Penanaman dalam polybag juga memudahkan penataan di lokasi pameran, sekaligus memungkinkan tanaman tetap hidup dan sehat selama kegiatan berlangsung. Setiap tanaman diberi label nama umum dan nama latinnya , ditulis dengan huruf yang jelas, warna menarik, dan dilengkapi gambar atau ilustrasi sederhana agar anak-anak bisa belajar mengenal tanaman secara mandiri.

Melalui pameran ini, anak-anak diperkenalkan pada konsep "apotik hidup" , yaitu bahwa banyak tanaman di sekitar kita memiliki khasiat obat alami yang bisa digunakan untuk menjaga kesehatan, seperti menghangatkan tubuh, meredakan batuk, membantu pencernaan, atau sebagai antibakteri alami.

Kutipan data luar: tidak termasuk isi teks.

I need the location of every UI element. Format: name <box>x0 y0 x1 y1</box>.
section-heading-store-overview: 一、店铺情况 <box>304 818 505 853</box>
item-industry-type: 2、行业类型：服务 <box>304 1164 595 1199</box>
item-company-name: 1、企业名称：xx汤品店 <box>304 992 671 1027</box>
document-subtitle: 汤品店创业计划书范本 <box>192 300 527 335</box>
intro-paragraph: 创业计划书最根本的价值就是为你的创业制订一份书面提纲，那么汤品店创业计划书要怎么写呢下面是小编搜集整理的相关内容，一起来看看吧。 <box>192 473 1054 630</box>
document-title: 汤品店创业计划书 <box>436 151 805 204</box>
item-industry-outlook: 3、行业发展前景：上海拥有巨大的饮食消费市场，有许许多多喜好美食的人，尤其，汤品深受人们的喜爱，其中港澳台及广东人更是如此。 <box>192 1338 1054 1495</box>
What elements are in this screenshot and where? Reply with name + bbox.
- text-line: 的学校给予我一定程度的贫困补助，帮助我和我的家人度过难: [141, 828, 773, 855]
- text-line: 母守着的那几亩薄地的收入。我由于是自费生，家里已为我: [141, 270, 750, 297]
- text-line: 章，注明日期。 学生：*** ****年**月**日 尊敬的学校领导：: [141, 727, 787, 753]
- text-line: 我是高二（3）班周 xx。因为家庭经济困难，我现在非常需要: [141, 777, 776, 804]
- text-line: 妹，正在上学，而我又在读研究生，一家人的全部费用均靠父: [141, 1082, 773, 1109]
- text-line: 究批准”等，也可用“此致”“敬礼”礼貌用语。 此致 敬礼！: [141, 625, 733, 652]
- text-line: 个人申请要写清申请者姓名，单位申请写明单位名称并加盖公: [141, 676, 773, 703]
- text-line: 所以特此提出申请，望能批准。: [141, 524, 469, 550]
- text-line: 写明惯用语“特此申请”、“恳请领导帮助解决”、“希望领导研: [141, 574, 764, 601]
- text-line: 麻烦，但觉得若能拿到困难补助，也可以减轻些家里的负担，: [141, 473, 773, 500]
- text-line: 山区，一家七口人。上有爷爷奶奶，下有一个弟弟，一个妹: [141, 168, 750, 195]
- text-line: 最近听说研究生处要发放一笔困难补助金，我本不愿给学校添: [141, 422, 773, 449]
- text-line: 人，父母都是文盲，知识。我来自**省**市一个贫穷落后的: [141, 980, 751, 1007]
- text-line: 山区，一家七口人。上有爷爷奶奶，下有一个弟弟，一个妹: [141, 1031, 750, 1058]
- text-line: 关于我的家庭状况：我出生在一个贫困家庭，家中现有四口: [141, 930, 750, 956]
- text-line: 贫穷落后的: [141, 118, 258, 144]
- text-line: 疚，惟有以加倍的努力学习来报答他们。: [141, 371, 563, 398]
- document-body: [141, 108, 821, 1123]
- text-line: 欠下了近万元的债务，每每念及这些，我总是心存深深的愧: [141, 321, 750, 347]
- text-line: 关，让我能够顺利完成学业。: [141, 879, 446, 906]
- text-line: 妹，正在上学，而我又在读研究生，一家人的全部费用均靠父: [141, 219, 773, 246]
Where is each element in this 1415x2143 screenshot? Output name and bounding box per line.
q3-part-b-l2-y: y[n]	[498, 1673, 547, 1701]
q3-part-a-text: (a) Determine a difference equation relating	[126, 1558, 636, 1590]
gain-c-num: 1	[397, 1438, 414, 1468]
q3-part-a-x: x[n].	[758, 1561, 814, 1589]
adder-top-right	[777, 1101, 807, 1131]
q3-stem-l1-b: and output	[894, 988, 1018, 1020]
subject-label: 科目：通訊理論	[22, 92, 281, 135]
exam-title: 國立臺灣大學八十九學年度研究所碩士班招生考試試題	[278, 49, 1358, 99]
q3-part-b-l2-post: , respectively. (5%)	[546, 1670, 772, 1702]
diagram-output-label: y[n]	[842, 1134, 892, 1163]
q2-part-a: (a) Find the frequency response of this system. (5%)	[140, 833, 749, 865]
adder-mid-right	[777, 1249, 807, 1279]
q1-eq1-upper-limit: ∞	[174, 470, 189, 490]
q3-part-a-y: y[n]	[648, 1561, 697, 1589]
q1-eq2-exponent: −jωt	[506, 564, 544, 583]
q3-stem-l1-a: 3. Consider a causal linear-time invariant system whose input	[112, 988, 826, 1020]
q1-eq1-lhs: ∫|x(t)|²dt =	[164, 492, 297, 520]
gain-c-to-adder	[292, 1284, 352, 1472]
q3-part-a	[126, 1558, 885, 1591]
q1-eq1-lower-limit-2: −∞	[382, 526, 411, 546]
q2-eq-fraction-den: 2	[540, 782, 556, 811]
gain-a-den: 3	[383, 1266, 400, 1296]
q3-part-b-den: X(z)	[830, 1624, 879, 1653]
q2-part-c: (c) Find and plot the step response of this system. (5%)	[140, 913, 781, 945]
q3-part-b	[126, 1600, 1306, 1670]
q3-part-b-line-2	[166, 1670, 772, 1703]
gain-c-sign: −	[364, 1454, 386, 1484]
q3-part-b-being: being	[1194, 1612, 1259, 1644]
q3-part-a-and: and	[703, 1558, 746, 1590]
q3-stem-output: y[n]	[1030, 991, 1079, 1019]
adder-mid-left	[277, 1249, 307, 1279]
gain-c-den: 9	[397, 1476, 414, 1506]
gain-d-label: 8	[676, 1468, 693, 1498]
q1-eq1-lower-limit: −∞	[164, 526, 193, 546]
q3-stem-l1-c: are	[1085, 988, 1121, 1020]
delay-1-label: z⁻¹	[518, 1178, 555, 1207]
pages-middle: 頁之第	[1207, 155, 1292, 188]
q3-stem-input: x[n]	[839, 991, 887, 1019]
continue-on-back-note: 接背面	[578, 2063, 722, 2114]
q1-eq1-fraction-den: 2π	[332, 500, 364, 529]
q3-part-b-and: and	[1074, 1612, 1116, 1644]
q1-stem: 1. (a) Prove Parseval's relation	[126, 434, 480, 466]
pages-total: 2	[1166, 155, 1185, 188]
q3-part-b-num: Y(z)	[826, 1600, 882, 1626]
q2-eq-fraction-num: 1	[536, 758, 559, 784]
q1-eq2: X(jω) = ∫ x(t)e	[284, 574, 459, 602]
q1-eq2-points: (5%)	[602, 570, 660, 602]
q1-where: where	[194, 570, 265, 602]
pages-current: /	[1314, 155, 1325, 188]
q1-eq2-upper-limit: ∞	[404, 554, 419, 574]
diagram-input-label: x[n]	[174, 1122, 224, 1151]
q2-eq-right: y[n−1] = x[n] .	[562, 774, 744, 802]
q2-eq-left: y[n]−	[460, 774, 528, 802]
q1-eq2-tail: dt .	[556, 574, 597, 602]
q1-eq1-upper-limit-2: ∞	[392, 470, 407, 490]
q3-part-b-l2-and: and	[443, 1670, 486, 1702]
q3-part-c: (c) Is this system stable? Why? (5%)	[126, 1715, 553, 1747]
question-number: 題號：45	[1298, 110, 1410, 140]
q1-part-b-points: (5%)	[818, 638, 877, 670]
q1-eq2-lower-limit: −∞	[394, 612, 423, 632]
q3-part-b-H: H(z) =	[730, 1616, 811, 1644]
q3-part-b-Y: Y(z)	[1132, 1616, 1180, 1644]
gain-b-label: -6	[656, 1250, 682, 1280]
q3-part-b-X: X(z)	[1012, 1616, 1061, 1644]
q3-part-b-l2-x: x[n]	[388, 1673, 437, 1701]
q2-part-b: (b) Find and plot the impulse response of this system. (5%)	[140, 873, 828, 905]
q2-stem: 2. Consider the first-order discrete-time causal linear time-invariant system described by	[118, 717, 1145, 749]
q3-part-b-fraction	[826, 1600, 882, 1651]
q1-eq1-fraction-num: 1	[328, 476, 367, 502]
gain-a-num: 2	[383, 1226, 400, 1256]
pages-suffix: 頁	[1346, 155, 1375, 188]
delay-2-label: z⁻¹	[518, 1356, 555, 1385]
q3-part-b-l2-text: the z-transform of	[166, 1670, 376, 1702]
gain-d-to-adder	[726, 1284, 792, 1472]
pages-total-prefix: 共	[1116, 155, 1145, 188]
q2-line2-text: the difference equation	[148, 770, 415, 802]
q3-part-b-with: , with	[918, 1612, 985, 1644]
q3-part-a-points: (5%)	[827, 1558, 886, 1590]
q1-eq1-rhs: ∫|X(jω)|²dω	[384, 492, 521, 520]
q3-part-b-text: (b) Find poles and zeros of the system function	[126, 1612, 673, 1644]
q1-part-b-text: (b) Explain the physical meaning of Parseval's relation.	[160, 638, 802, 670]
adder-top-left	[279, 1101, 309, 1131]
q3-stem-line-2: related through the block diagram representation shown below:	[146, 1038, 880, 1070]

Petugas atau pendamping juga memberikan penjelasan singkat dan interaktif, bahkan sesekali melibatkan anak-anak untuk mencium aroma atau menyentuh daun tanaman (dengan pengawasan) agar pembelajaran lebih menyenangkan dan berkesan.

Kegiatan ini tidak hanya meningkatkan kesadaran anak terhadap lingkungan dan alam, tetapi juga menanamkan nilai-nilai pelestarian tanaman obat sejak dini, serta mendorong minat mereka terhadap ilmu pengetahuan alam dan kesehatan secara alami. Dengan pendekatan edukatif dan visual yang menarik, TOGA menjadi media pembelajaran yang efektif dan bermakna dalam rangka memperingati Hari Anak Nasional.